Contributors

Elisha Masemann

(Auckland)

Reassembling the Everyday City: Public Art, Cultural Memory and the Urban Realm as Artifact


Jeremy Deller, Speak to the Earth and It Will Tell You, 2007–2017, Participatory long-term project and presentation during Skulptur Projekte Münster 2017. LWL-Museum für Kunst und Kultur, Münster/Skulptur Projekte Archiv. Foto: Henning Rogge.

 

Abstract


Since the 1970s, practices in public art have documented or expressed aspects of the everyday city by reassembling its order. This paper addresses three practices developed in the context of the Skulptur Projekte Münster in which the artists Michael Asher, Janet Cardiff, and Jeremy Deller make the physical order, routines and rhythms of the everyday city evident. Using non-rational methods and juxtaposition, these projects show a tendency to complicate the urban order, in a sense, reassembling the ordinary to make it known. They bring clarity to the concept of the city as an “optical artifact,” in the words of Michel de Certeau.
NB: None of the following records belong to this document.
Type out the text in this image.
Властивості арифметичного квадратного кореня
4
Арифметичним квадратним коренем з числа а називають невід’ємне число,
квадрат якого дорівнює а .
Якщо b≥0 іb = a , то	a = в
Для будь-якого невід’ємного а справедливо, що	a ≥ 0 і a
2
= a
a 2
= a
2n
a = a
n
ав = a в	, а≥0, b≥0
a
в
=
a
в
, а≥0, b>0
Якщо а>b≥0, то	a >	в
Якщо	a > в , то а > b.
In a critical capacity, they demonstrate novel ways to locate creativity within the commonplace, creating interludes that critique a top-down urban plan. Forming an archive of their own, these projects provide a rich resource for assessing the urban everyday. Connecting past and present, they intersect with aspects of cultural or collective memory and different ways to consider the urban realm beyond the Skulptur Projekte.

Bio

Elisha Masemann  holds a Ph.D. in Art History from the University of Auckland (2018). Her research focuses on creative (mis)uses of the city. She was the Kate Edger Charitable Trust Postdoctoral Research Fellow in 2019 and a Teaching Fellow in the Medical Humanities at the University of Auckland. With Leon Tan and Cameron Cartiere, Elisha co-authored “Mapping Art in the Public Realm 2008–2018,” published in The Routledge Companion to Art in the Public Realm (2020).